Am Donnerstag, dem 28.11.1968, gegen 8.00 Uhr, tötete der [Name 2, Vorname], geboren [Tag, Monat] 1913 in Schneeberg, wohnhaft Schlema, [Kreis] Aue, [Bezirk] Karl-Marx-Stadt, [Straße, Nr.], beschäftigt: Fahrstuhlführer im Ernst-Scheffler-Krankenhaus Aue, parteilos, vorsätzlich den im gleichen Hause wohnhaft gewesenen [Name 1, Vorname], geboren 1.2.1918 in Grünheide, zuletzt: Obersachbearbeiter im Bergbaubetrieb Objekt 9 der SDAG Wismut in Aue, mit einem Schlosserhammer (1 500 g) durch vier Schläge auf den Kopf im Keller des gemeinsamen Wohnhauses.

Nach Entdeckung der Mordtat durch die Ehefrau des Opfers versuchte [Name 2] auch diese auf gleiche Weise im Hausflur zu töten, was aber infolge heftiger Gegenwehr misslang.

Die bisherigen Untersuchungen durch das MfS ergaben Folgendes: [Name 2], der wegen Beleidigung und Sachbeschädigung (1964 und 1966) und wegen Körperverletzung (1966) mit öffentlichem Tadel und Geldstrafe vorbestraft ist, hetzte am 25.8.1968 lautstark und wiederholt aus dem geöffneten Wohnzimmerfenster gegen vorbeifahrende Truppeneinheiten der NVA, die er als »Mörder« und »Schweine« beschimpfte. Die Eheleute [Name 1] erstatteten daraufhin Anzeige wegen Staatsverleumdung und traten in der Hauptverhandlung vor dem Kreisgericht Aue am 12.11.1968 als Zeugen auf. [Name 2] wurde in dieser Verhandlung zu 14 Monaten Freiheitsstrafe verurteilt und erhielt acht Tage später die Aufforderung, am 29.11.1968 die verhängte Strafe anzutreten.

Im Zusammenhang mit der ihm bekannten Tatsache, dass das Gerichtsverfahren gegen ihn auf Anzeige der Familie [Name 1] eingeleitet wurde, habe sich nach seinen eigenen Angaben ein Hass gegen die Familie [Name 1] entwickelt, der nach Erhalt der Strafantrittsaufforderung (Weihnachten in Haft) noch gesteigert worden sei. Das habe bei ihm zum Entschluss der Tötung des [Name 1] geführt, als er diesem im Keller beim Kohlenholen sah. Tatvorbereitung und -durchführung lassen auf bewusste zielgerichtete Handlung sowohl gegen [Name 1] als auch dessen Ehefrau schließen.
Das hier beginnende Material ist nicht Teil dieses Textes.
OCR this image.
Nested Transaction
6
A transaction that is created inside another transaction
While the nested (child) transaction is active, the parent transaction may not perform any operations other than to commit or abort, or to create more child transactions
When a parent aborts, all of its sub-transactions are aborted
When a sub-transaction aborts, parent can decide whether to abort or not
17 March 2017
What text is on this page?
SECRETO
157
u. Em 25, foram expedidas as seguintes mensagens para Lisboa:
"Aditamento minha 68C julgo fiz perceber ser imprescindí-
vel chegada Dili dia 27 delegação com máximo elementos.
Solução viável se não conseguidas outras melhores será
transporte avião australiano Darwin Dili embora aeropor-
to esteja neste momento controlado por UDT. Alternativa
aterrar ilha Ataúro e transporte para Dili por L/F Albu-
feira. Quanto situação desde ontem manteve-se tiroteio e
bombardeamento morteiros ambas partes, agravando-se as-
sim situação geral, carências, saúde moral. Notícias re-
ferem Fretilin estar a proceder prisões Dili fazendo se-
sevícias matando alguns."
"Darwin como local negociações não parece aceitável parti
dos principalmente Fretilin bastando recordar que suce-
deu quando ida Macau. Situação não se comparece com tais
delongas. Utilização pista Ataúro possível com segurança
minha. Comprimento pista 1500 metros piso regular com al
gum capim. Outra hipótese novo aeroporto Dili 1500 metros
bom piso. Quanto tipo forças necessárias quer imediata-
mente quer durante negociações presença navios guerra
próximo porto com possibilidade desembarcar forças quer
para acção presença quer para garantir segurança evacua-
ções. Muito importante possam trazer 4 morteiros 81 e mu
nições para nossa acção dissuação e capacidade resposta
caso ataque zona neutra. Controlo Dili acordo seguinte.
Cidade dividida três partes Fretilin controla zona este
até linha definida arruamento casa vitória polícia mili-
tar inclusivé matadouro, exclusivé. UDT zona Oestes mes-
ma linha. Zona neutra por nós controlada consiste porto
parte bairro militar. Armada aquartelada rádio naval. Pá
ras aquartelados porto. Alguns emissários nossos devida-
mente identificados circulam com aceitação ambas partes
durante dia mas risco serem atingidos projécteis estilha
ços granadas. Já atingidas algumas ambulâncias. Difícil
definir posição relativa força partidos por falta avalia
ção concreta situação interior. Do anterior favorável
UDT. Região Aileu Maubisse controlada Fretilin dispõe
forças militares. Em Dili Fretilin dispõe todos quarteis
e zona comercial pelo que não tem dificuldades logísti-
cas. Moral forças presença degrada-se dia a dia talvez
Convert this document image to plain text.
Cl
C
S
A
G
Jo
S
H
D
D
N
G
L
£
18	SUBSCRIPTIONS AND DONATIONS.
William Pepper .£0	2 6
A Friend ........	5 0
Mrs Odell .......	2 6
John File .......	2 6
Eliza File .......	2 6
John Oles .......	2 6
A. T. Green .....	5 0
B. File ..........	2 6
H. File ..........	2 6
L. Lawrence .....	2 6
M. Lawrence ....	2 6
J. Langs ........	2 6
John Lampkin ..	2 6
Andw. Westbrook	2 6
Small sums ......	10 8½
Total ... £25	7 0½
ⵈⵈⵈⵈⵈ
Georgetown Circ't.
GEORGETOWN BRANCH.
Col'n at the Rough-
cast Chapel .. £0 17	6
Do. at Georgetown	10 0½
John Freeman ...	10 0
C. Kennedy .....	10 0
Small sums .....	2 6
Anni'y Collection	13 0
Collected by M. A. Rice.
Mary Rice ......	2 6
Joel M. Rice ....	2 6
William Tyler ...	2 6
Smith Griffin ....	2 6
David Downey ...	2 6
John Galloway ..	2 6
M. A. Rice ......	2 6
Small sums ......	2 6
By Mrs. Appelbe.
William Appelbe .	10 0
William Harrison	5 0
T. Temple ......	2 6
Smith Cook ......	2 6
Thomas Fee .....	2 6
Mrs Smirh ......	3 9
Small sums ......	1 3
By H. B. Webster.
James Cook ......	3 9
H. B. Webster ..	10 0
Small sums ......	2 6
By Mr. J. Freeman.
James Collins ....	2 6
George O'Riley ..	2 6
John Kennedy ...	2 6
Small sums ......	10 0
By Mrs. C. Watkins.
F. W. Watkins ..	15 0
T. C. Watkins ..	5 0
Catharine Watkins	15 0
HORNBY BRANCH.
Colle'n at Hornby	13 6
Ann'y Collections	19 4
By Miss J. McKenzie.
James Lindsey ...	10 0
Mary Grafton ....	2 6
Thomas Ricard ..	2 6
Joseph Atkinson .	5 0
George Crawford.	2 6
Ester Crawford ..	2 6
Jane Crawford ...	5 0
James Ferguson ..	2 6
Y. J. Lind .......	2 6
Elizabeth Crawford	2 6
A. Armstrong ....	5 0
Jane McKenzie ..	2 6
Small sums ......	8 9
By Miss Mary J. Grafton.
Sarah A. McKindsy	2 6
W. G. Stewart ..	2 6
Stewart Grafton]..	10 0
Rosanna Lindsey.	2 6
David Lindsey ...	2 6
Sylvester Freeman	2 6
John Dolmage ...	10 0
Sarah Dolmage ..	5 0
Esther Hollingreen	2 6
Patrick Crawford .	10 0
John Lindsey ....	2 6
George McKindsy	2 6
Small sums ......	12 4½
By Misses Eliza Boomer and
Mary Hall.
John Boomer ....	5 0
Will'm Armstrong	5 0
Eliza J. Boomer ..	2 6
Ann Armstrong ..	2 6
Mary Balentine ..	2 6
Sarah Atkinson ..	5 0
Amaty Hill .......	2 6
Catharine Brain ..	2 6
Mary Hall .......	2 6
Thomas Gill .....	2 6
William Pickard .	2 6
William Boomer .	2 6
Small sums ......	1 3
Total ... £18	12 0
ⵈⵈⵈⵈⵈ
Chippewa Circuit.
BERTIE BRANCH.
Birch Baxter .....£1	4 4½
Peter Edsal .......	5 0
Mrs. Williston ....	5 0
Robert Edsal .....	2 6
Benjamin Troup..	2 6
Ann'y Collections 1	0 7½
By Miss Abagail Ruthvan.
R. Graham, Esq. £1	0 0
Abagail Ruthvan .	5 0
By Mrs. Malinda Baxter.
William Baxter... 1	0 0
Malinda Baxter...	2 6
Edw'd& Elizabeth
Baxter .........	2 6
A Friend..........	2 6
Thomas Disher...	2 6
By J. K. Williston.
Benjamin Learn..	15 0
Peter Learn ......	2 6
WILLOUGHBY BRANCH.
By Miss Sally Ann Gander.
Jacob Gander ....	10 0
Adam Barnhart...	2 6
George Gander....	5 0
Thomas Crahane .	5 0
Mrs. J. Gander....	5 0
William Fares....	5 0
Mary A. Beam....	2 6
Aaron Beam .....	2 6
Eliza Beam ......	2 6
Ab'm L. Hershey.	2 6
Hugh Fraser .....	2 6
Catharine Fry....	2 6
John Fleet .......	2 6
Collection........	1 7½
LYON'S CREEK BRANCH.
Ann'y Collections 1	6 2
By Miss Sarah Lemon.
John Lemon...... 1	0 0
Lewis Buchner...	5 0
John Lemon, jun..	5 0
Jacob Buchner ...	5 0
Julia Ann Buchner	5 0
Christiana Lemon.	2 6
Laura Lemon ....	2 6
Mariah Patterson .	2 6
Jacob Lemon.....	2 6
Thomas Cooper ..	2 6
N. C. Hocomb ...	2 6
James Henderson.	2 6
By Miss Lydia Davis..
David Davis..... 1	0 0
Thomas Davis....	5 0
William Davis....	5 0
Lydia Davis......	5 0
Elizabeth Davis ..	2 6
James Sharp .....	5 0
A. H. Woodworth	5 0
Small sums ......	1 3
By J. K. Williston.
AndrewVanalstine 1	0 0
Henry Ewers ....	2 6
Um sich der Strafverfolgung zu entziehen, versuchte [Name 2] anschließend, sich in seiner Küche mit Leuchtgas zu vergiften. Seine hinzukommende Ehefrau verhinderte dieses Vorhaben.

Gegen [Name 2], der sich in Untersuchungshaft befindet, wurde ein EV wegen Verdacht eines Verbrechens gemäß §§ 102, 110 und 112 StGB (Terror im schweren Fall und Mord)1 eingeleitet.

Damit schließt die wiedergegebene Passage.